The current state of emergency in Tokyo began in late April and greatly limits the opening hours of bars and restaurants and prohibits them from selling alcohol.
That measure will now end in the capital and eight other regions on June 20, Prime Minister Yoshihide Suga announced. It will remain in place in Okinawa.
“The number of infections across the country has been declining since mid-May and the situation in terms of hospital beds is constantly improving,” he said.
“On the other hand, in some regions, there are signs that the decline in the number of infections is slowing down,” Suga added.
In lieu of the emergency, the government will implement so-called “near-emergency” measures in Tokyo and six other areas until July 11.
The measures will slightly relax the rules on alcohol, allowing sales until 7:00 pm, but still ask restaurants and bars to close at 8:00 pm.
Crucially, with only five weeks to open the Games postponed by the pandemic, Tokyo is likely to maintain strict limits on the number of spectators allowed at major events.

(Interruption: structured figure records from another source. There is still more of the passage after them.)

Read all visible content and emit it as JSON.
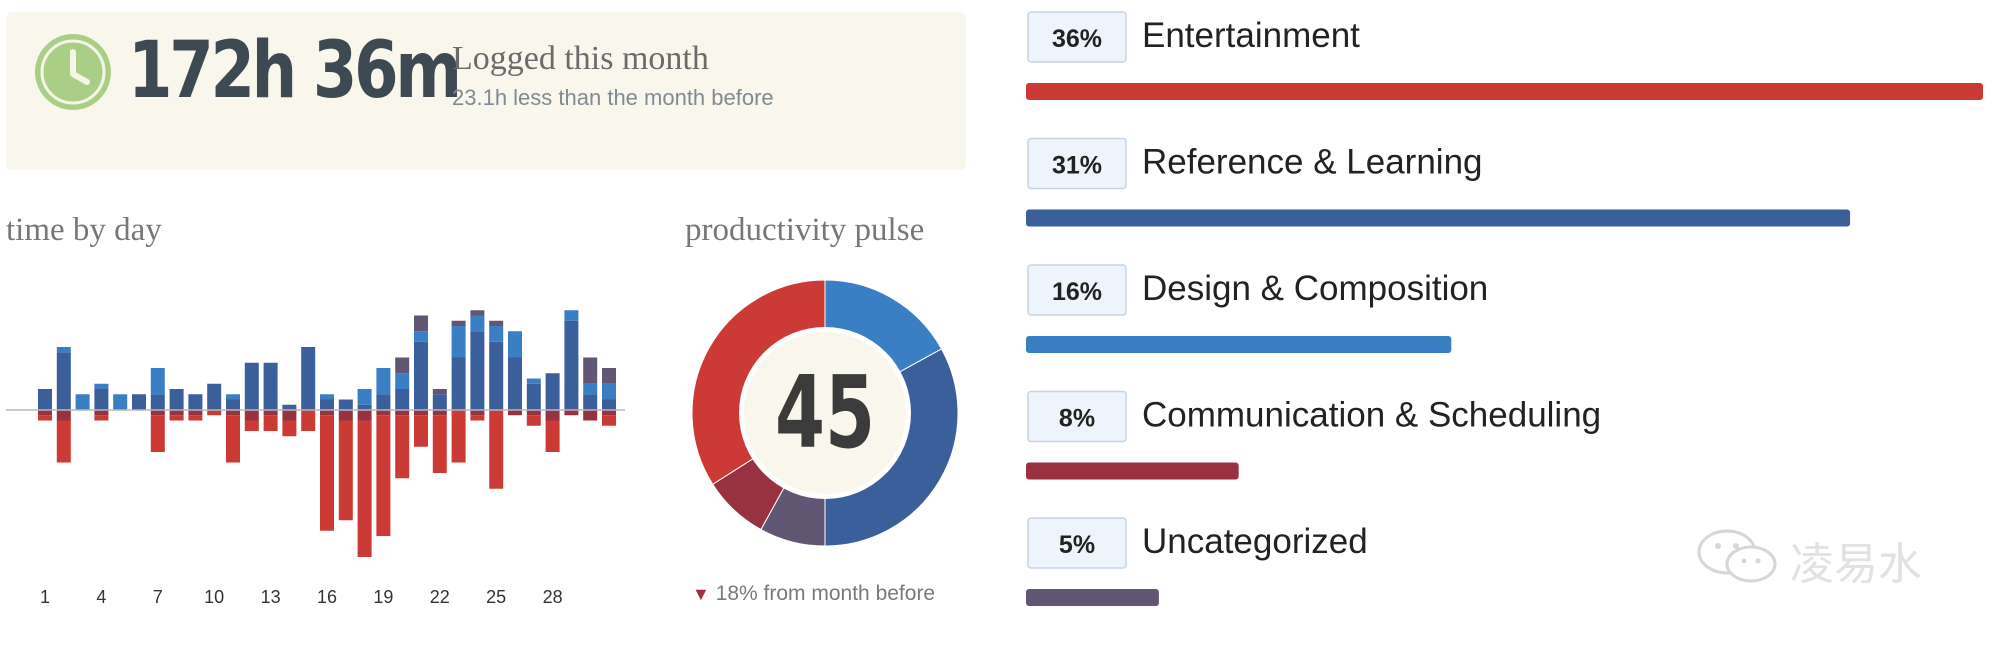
{
  "summary": {
    "total": "172h 36m",
    "title": "Logged this month",
    "subtitle": "23.1h less than the month before"
  },
  "icons": {
    "clock": "clock-icon",
    "arrow": "down-arrow-icon",
    "watermark": "wechat-icon"
  },
  "watermark": {
    "text": "凌易水"
  },
  "colors": {
    "summary_bg": "#f9f7ec",
    "clock": "#a9cf87",
    "very_productive": "#3a5f9b",
    "productive": "#3a7ec3",
    "neutral": "#615774",
    "distracting": "#983140",
    "very_distracting": "#cc3a35"
  },
  "chart_data": [
    {
      "type": "bar",
      "title": "time by day",
      "tick_labels": [
        "1",
        "4",
        "7",
        "10",
        "13",
        "16",
        "19",
        "22",
        "25",
        "28"
      ],
      "x": [
        1,
        2,
        3,
        4,
        5,
        6,
        7,
        8,
        9,
        10,
        11,
        12,
        13,
        14,
        15,
        16,
        17,
        18,
        19,
        20,
        21,
        22,
        23,
        24,
        25,
        26,
        27,
        28,
        29,
        30,
        31
      ],
      "series": [
        {
          "key": "very_productive",
          "values": [
            2.0,
            5.5,
            0,
            2.0,
            0,
            1.5,
            1.5,
            2.0,
            1.5,
            2.5,
            1.0,
            4.5,
            4.5,
            0.5,
            6.0,
            1.0,
            1.0,
            0.5,
            1.5,
            2.0,
            6.5,
            1.5,
            5.0,
            7.5,
            6.5,
            5.0,
            2.5,
            3.5,
            8.5,
            1.5,
            1.0
          ]
        },
        {
          "key": "productive",
          "values": [
            0,
            0.5,
            1.5,
            0.5,
            1.5,
            0,
            2.5,
            0,
            0,
            0,
            0.5,
            0,
            0,
            0,
            0,
            0.5,
            0,
            1.5,
            2.5,
            1.5,
            1.0,
            0,
            3.0,
            1.5,
            1.5,
            2.5,
            0.5,
            0,
            1.0,
            1.0,
            1.5
          ]
        },
        {
          "key": "neutral",
          "values": [
            0,
            0,
            0,
            0,
            0,
            0,
            0,
            0,
            0,
            0,
            0,
            0,
            0,
            0,
            0,
            0,
            0,
            0,
            0,
            1.5,
            1.5,
            0.5,
            0.5,
            0.5,
            0.5,
            0,
            0,
            0,
            0,
            2.5,
            1.5
          ]
        },
        {
          "key": "distracting",
          "values": [
            -0.5,
            -1.0,
            0,
            -0.5,
            0,
            0,
            -0.5,
            -0.5,
            -0.5,
            0,
            -0.5,
            -1.0,
            -0.5,
            -1.0,
            0,
            -0.5,
            -1.0,
            -1.0,
            -0.5,
            -0.5,
            -0.5,
            -0.5,
            0,
            -0.5,
            0,
            -0.5,
            -0.5,
            -1.0,
            -0.5,
            -1.0,
            -0.5
          ]
        },
        {
          "key": "very_distracting",
          "values": [
            -0.5,
            -4.0,
            0,
            -0.5,
            0,
            0,
            -3.5,
            -0.5,
            -0.5,
            -0.5,
            -4.5,
            -1.0,
            -1.5,
            -1.5,
            -2.0,
            -11.0,
            -9.5,
            -13.0,
            -11.5,
            -6.0,
            -3.0,
            -5.5,
            -5.0,
            -0.5,
            -7.5,
            0,
            -1.0,
            -3.0,
            0,
            0,
            -1.0
          ]
        }
      ],
      "ylim": [
        -14,
        16
      ]
    },
    {
      "type": "pie",
      "title": "productivity pulse",
      "center_value": "45",
      "note": "18% from month before",
      "slices": [
        {
          "key": "productive",
          "value": 17
        },
        {
          "key": "very_productive",
          "value": 33
        },
        {
          "key": "neutral",
          "value": 8
        },
        {
          "key": "distracting",
          "value": 8
        },
        {
          "key": "very_distracting",
          "value": 34
        }
      ]
    },
    {
      "type": "bar",
      "orientation": "horizontal",
      "categories": [
        "Entertainment",
        "Reference & Learning",
        "Design & Composition",
        "Communication & Scheduling",
        "Uncategorized"
      ],
      "values": [
        36,
        31,
        16,
        8,
        5
      ],
      "value_labels": [
        "36%",
        "31%",
        "16%",
        "8%",
        "5%"
      ],
      "bar_colors": [
        "#cc3a35",
        "#3a5f9b",
        "#3a7ec3",
        "#983140",
        "#615774"
      ],
      "xlim": [
        0,
        36
      ]
    }
  ]
}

The current state of emergency allows only 5,000 people or 50 percent of the capacity of the place, whichever is smaller.
And on Wednesday, the government approved a maximum limit of 10,000 spectators for areas that are not under any restrictions.
Those rules are likely to guide Olympic organizers as they decide in the coming days how many, if any, national fans will be allowed to attend.
Foreign fans have already been excluded from the games for the first time, and organizers said they would wait to rule on domestic spectators until the emergency was lifted.
The issue is controversial. While cases in Japan have fallen since their fourth peak, some medical professionals fear crowds of Olympic spectators could stoke a further surge.
A report expected soon from some of the government’s top medical advisers will argue that holding the games without fans would be the safest thing to do, national broadcaster NHK said on Thursday.
Experts will urge additional rules to be imposed if spectators are allowed, NHK said.
Japan has seen a comparatively small virus outbreak, with just over 14,000 deaths despite avoiding severe lockdowns.
But just over six percent of the population is fully vaccinated so far.
Given the likely restrictions, Olympic organizers have given up on selling more tickets and are weighing a lottery system to determine which ticket holders will be able to attend the events, the Kyodo news agency reported.
Millions of tickets were sold in Japan before the postponement last year, and although several hundred thousand refund requests were processed after the Games postponement, the number of ticket holders is likely to exceed the spectator limits in many events.
With just over a month to go until the Games begin, organizers are trying to build confidence that the biggest international event since the pandemic began will be safe for participants and the public.
Recently updated virus rule books released this week warn athletes that they could be kicked out of games if they violate requirements such as wearing masks and daily testing.
Organizers say more than 80 percent of the athletes will be vaccinated and banned from interacting with the Japanese public.
Recent polls have suggested a slight shift in public opposition to holding the Games, and now there is more in favor of them taking place than canceling them.
Previous polls that offered postponement as an option tended to show that the majority of Japanese people preferred another delay or cancellation.